Blackstone Group CEO Stephen Schwarzman says that he expects PE firms to outperform most other financial services firms.

Blackstone Group CEO Stephen Schwarzman says that he expects PE firms to outperform most other financial services firms.

Schwarzman, speaking at the annual Merrill Lynch banking conference, said that private-equity firms do particularly well during recessions, according to FinancialWeek,. He referenced the 1990-91 recession, where he said that despite the lack of credit, the average PE firm registered returns of about 30 percent. Similar returns were seen during the most recent recession, from 2001 through 2004.

“And where do we find ourselves today?
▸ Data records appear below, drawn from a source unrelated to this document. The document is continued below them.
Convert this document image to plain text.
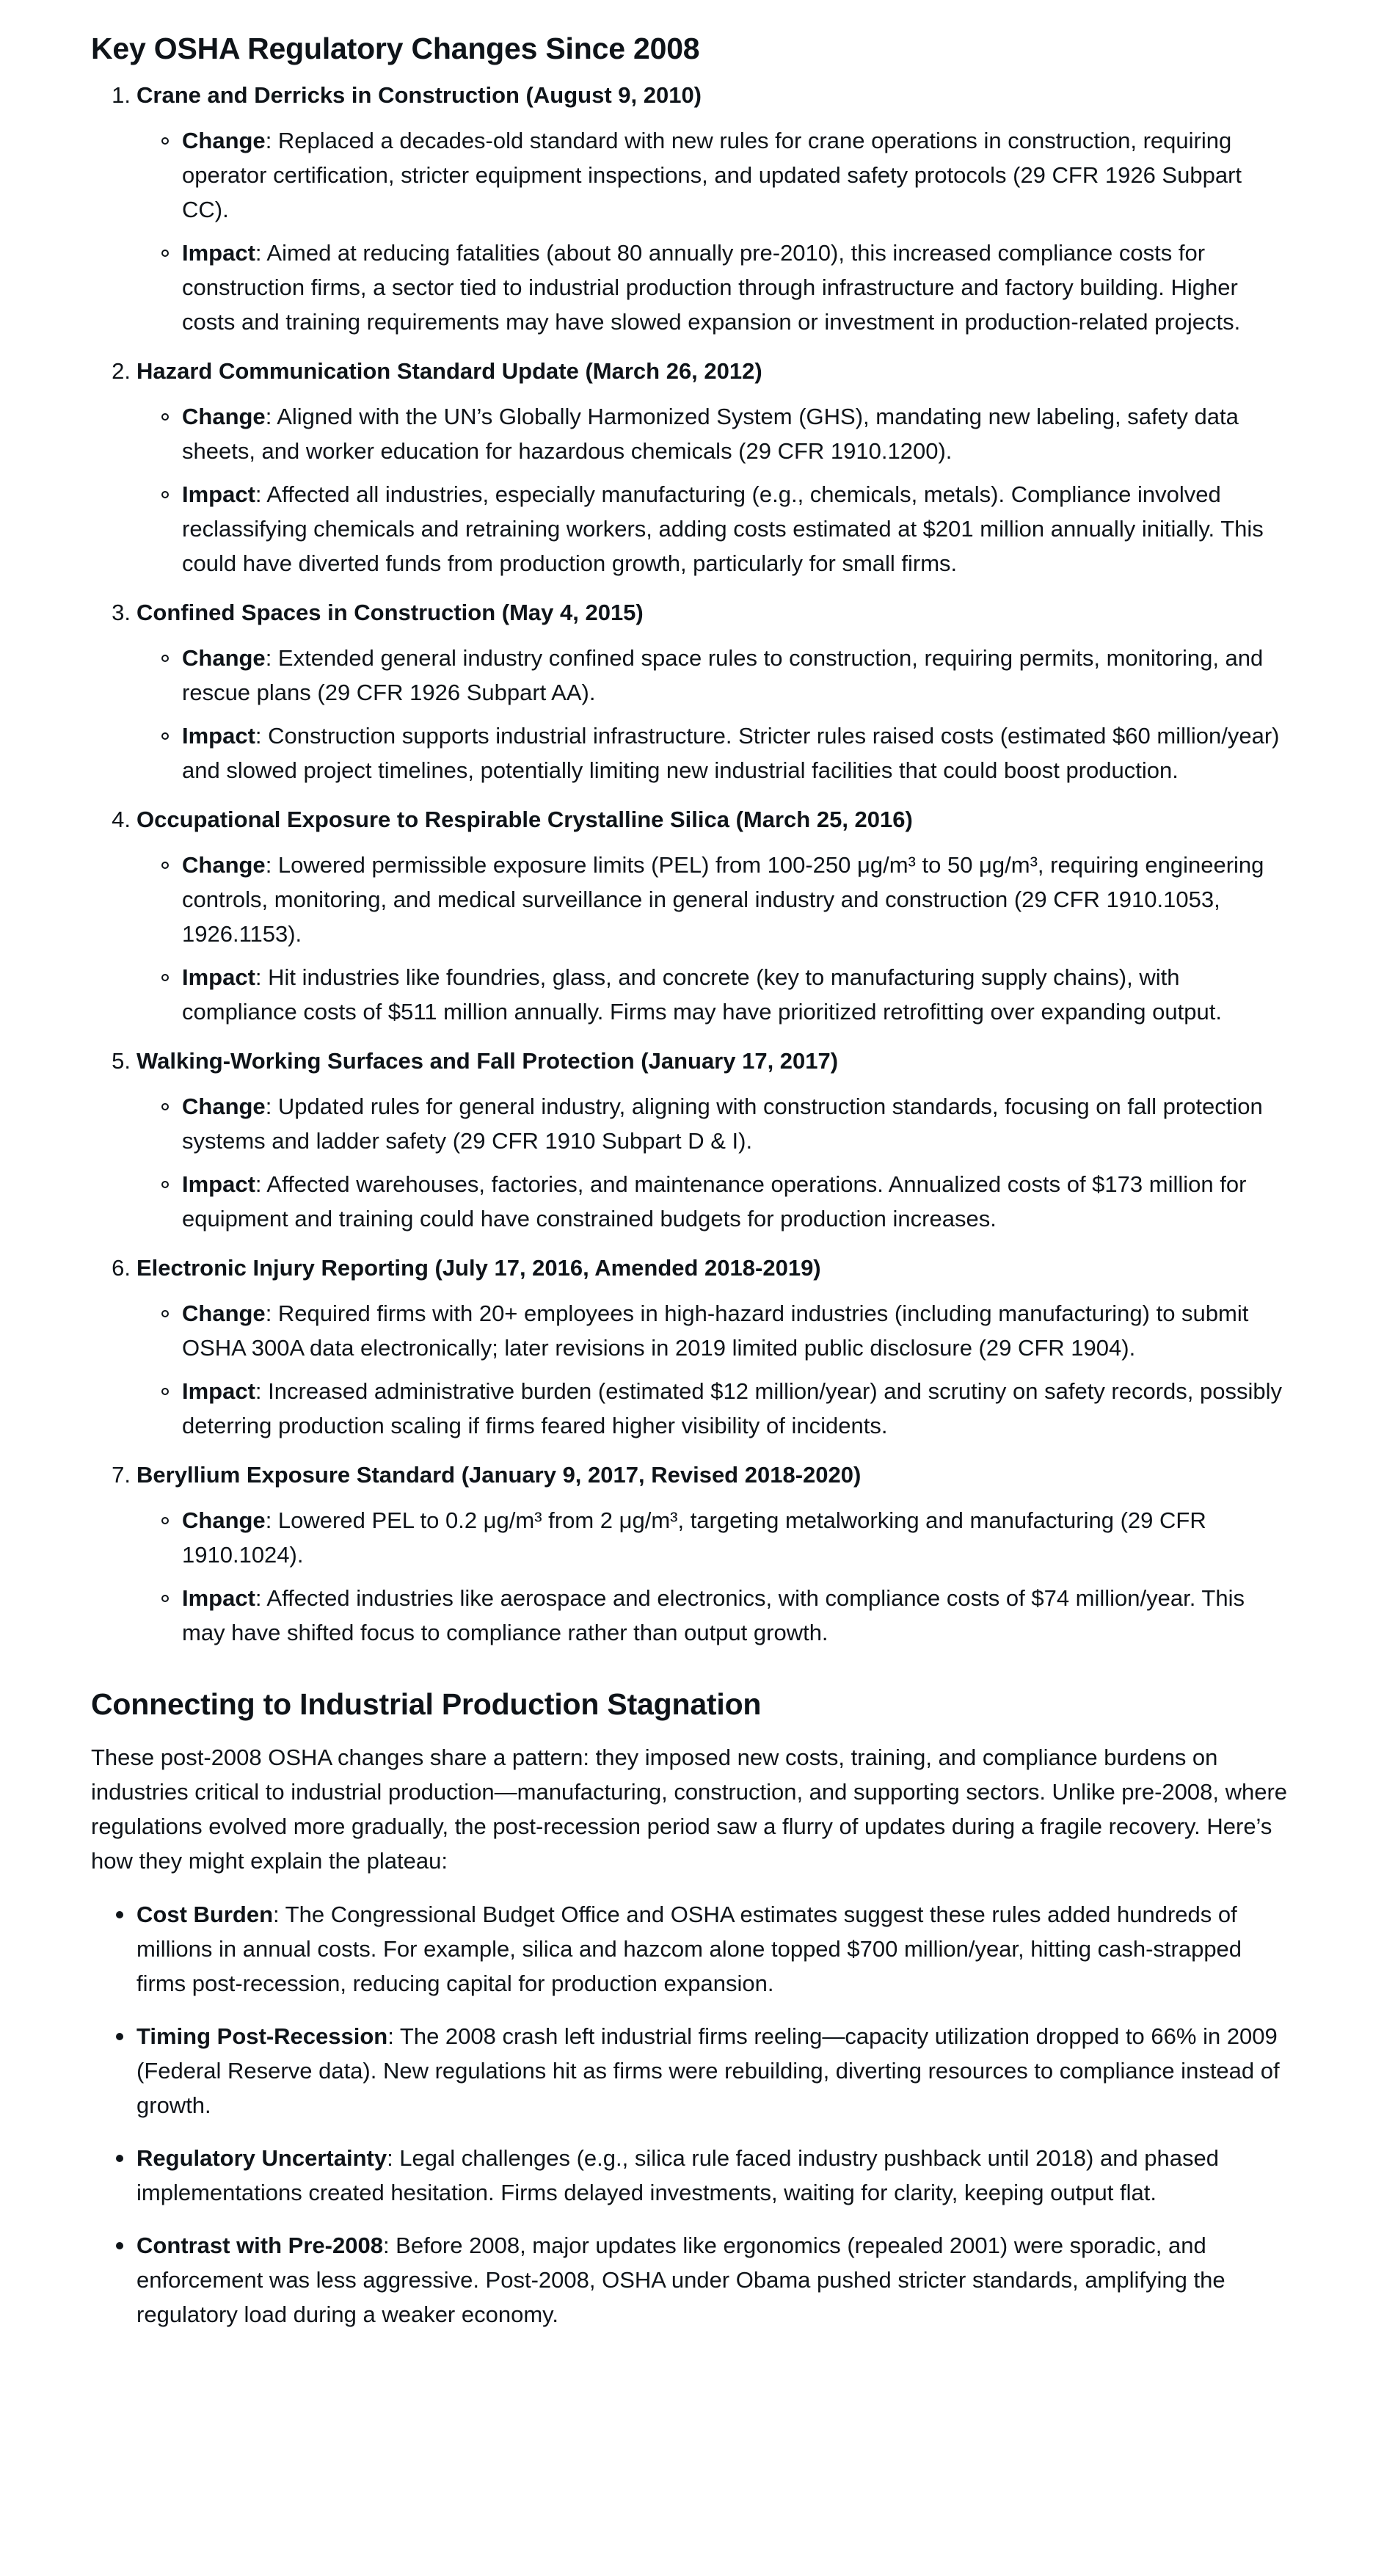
Key OSHA Regulatory Changes Since 2008
1. Crane and Derricks in Construction (August 9, 2010)
Change: Replaced a decades-old standard with new rules for crane operations in construction, requiring operator certification, stricter equipment inspections, and updated safety protocols (29 CFR 1926 Subpart CC).
Impact: Aimed at reducing fatalities (about 80 annually pre-2010), this increased compliance costs for construction firms, a sector tied to industrial production through infrastructure and factory building. Higher costs and training requirements may have slowed expansion or investment in production-related projects.
2. Hazard Communication Standard Update (March 26, 2012)
Change: Aligned with the UN’s Globally Harmonized System (GHS), mandating new labeling, safety data sheets, and worker education for hazardous chemicals (29 CFR 1910.1200).
Impact: Affected all industries, especially manufacturing (e.g., chemicals, metals). Compliance involved reclassifying chemicals and retraining workers, adding costs estimated at $201 million annually initially. This could have diverted funds from production growth, particularly for small firms.
3. Confined Spaces in Construction (May 4, 2015)
Change: Extended general industry confined space rules to construction, requiring permits, monitoring, and rescue plans (29 CFR 1926 Subpart AA).
Impact: Construction supports industrial infrastructure. Stricter rules raised costs (estimated $60 million/year) and slowed project timelines, potentially limiting new industrial facilities that could boost production.
4. Occupational Exposure to Respirable Crystalline Silica (March 25, 2016)
Change: Lowered permissible exposure limits (PEL) from 100-250 μg/m³ to 50 μg/m³, requiring engineering controls, monitoring, and medical surveillance in general industry and construction (29 CFR 1910.1053, 1926.1153).
Impact: Hit industries like foundries, glass, and concrete (key to manufacturing supply chains), with compliance costs of $511 million annually. Firms may have prioritized retrofitting over expanding output.
5. Walking-Working Surfaces and Fall Protection (January 17, 2017)
Change: Updated rules for general industry, aligning with construction standards, focusing on fall protection systems and ladder safety (29 CFR 1910 Subpart D & I).
Impact: Affected warehouses, factories, and maintenance operations. Annualized costs of $173 million for equipment and training could have constrained budgets for production increases.
6. Electronic Injury Reporting (July 17, 2016, Amended 2018-2019)
Change: Required firms with 20+ employees in high-hazard industries (including manufacturing) to submit OSHA 300A data electronically; later revisions in 2019 limited public disclosure (29 CFR 1904).
Impact: Increased administrative burden (estimated $12 million/year) and scrutiny on safety records, possibly deterring production scaling if firms feared higher visibility of incidents.
7. Beryllium Exposure Standard (January 9, 2017, Revised 2018-2020)
Change: Lowered PEL to 0.2 μg/m³ from 2 μg/m³, targeting metalworking and manufacturing (29 CFR 1910.1024).
Impact: Affected industries like aerospace and electronics, with compliance costs of $74 million/year. This may have shifted focus to compliance rather than output growth.
Connecting to Industrial Production Stagnation

These post-2008 OSHA changes share a pattern: they imposed new costs, training, and compliance burdens on industries critical to industrial production—manufacturing, construction, and supporting sectors. Unlike pre-2008, where regulations evolved more gradually, the post-recession period saw a flurry of updates during a fragile recovery. Here’s how they might explain the plateau:

Cost Burden: The Congressional Budget Office and OSHA estimates suggest these rules added hundreds of millions in annual costs. For example, silica and hazcom alone topped $700 million/year, hitting cash-strapped firms post-recession, reducing capital for production expansion.
Timing Post-Recession: The 2008 crash left industrial firms reeling—capacity utilization dropped to 66% in 2009 (Federal Reserve data). New regulations hit as firms were rebuilding, diverting resources to compliance instead of growth.
Regulatory Uncertainty: Legal challenges (e.g., silica rule faced industry pushback until 2018) and phased implementations created hesitation. Firms delayed investments, waiting for clarity, keeping output flat.
Contrast with Pre-2008: Before 2008, major updates like ergonomics (repealed 2001) were sporadic, and enforcement was less aggressive. Post-2008, OSHA under Obama pushed stricter standards, amplifying the regulatory load during a weaker economy.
We find ourselves in another recession, and we find remarkable investment opportunities,” said Schwarzman.

According to data from PE research firm Preqin, the median return for buyout vehicles in 2001 was 28 percent, while top-quartile funds that year took in at least 44 percent. Similarly in 1991, the median buyout return was 25 percent, with the top quartile starting at about 35 percent, according to FW.

Schwarzman believes that the financial system will return to normal lending patterns by 2011.

Schwarzman’s optimism was counteracted by Merrill’s CEO John Thain, who said he believes the  economic environment will continue to be difficult for some time to come, likening the current credit crisis to the Great Depression.

Other PE firms are also rethinking their approach to leverage. Carlyle Group managing director Randal Quarles told FW yesterday that the use of leverage by homeowners and the financial sector was “completely unprecedented, and it is not sustainable.”